Anton Pelinka (born October 14, 1941) is a professor of political science and nationalism studies at the English-speaking Central European University of Budapest. Prior to this appointment, Pelinka was a professor of political science at the University of Innsbruck, one of Austria's largest universities. During his career he has also served as a dean, with his most recent tenure in this role occurring between the years of 2004 and 2006 when he was dean of the Faculty of Political Science and Sociology at the University of Innsbruck.

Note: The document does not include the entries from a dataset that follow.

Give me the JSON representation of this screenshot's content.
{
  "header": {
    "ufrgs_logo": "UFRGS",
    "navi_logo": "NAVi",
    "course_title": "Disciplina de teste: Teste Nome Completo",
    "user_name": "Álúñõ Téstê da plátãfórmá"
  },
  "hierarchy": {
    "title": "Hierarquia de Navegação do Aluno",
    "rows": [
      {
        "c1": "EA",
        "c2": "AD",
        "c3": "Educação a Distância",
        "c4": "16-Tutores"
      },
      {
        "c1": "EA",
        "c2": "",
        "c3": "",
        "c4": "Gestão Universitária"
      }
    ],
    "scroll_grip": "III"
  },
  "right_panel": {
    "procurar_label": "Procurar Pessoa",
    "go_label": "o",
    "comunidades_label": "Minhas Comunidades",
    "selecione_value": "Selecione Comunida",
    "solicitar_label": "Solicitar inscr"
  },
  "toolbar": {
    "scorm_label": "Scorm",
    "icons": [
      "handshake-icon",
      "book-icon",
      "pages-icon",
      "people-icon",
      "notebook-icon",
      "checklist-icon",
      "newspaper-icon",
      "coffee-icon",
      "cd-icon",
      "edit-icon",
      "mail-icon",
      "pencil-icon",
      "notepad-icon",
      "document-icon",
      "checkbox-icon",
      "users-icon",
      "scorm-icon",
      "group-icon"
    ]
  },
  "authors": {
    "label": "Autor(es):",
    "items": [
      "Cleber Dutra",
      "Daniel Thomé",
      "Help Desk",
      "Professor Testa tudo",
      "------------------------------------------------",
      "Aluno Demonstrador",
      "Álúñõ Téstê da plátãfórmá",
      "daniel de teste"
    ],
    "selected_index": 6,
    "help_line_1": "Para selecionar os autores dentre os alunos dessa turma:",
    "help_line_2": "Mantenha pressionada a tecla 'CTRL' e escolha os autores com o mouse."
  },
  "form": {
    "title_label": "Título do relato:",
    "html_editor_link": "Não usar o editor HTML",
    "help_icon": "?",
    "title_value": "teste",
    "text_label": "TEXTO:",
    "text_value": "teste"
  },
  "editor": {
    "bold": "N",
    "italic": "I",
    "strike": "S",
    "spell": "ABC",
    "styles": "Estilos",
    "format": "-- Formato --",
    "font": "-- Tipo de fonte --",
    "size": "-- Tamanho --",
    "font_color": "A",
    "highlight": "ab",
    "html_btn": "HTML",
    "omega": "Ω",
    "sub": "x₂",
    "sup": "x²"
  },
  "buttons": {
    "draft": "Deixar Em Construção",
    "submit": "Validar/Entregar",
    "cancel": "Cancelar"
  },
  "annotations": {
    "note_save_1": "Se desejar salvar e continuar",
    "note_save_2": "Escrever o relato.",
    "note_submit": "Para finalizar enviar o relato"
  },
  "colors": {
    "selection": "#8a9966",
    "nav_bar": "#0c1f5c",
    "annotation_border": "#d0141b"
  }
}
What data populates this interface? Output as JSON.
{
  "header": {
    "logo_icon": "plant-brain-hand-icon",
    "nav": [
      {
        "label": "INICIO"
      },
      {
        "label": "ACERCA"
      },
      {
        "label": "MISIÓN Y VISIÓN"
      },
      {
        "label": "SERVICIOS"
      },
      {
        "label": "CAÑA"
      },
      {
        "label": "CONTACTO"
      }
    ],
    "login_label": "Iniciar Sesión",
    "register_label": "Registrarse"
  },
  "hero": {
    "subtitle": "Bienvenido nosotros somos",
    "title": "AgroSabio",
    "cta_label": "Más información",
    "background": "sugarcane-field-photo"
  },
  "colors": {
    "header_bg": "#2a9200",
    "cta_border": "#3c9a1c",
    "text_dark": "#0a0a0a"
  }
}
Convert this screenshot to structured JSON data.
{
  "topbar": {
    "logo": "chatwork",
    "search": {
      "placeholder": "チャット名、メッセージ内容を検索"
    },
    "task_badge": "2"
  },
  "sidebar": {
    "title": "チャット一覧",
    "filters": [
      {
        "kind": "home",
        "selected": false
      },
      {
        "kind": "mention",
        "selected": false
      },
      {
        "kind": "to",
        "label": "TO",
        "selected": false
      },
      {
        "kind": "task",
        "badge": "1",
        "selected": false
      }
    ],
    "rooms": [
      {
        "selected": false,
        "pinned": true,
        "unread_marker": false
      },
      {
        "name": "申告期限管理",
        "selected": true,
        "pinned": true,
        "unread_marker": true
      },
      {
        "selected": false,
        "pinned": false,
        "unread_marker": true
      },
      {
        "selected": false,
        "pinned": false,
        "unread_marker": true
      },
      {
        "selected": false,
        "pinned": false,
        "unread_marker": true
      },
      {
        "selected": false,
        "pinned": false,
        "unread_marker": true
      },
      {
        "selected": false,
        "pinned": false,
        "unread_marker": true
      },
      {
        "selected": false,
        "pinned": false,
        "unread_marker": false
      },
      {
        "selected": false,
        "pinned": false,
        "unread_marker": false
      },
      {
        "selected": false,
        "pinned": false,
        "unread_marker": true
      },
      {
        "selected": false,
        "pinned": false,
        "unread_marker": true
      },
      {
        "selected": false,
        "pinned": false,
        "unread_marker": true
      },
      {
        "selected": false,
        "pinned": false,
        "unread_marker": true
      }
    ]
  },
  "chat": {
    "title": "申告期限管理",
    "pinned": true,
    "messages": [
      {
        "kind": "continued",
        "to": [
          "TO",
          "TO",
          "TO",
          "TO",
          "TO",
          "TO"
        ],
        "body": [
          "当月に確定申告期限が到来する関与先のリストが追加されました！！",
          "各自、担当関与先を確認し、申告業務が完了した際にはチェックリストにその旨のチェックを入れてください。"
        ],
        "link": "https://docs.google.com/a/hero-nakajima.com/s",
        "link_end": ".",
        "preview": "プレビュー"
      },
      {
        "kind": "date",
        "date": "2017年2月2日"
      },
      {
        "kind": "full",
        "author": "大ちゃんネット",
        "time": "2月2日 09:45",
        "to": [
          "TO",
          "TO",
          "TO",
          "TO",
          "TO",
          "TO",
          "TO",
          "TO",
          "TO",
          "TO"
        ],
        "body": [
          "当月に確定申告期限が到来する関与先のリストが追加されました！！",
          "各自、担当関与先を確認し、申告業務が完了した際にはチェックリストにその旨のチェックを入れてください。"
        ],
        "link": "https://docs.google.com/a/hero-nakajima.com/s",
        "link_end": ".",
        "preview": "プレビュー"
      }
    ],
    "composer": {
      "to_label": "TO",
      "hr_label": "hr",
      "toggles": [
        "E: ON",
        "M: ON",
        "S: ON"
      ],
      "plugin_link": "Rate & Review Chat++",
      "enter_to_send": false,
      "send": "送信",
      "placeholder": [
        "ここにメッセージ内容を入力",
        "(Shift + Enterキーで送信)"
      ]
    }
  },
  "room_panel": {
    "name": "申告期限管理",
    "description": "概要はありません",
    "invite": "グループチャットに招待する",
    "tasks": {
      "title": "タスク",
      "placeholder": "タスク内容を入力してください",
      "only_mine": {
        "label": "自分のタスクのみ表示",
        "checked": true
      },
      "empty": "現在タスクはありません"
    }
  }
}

Anton Pelinka was born in the Austrian capital city of Vienna.

Life
After completing studies in jurisprudence at the University of Vienna (Ph.D 1964) as well as Political Science at the Institute for Advanced Studies, he worked for the weekly Newspaper "Die Furche". His first academic job was as an assistant. He returned to the Institute for Advanced Studies, whose principal at the time was the Austrian-American historian Ernst Florian Winter. In 1971, he went to Salzburg where he qualified as a university lecturer a year later. Afterwards he went to Germany to teach in Essen and Berlin for two years. In 1975, he got a permanent professorial chair at the University of Innsbruck. He has been a visiting professor at many universities abroad. In 1977 he was at the Jawaharlal Nehru University in New-Delhi. In the United States he went to the University of New Orleans in 1981, to the Stanford University in 1997 and to the University of Michigan in Ann Arbor from 2001 to 2002. During this time he also visited the Université Libre de Bruxelles. He was also at Harvard University (1990 to 1991) and the Collegium Budapest (1994) for the purpose of research.

In October 2004, Anton Pelinka was appointed as a full professor at the University of Innsbruck. On January 1, 2005 he was selected as dean of the new Faculty of Political Science and Sociology. He held this position until his move to the Central European University of Budapest.

Pelinka is also head of the Society for Political Education and a regular commentator for major newspapers and media channels in Austria and several other countries.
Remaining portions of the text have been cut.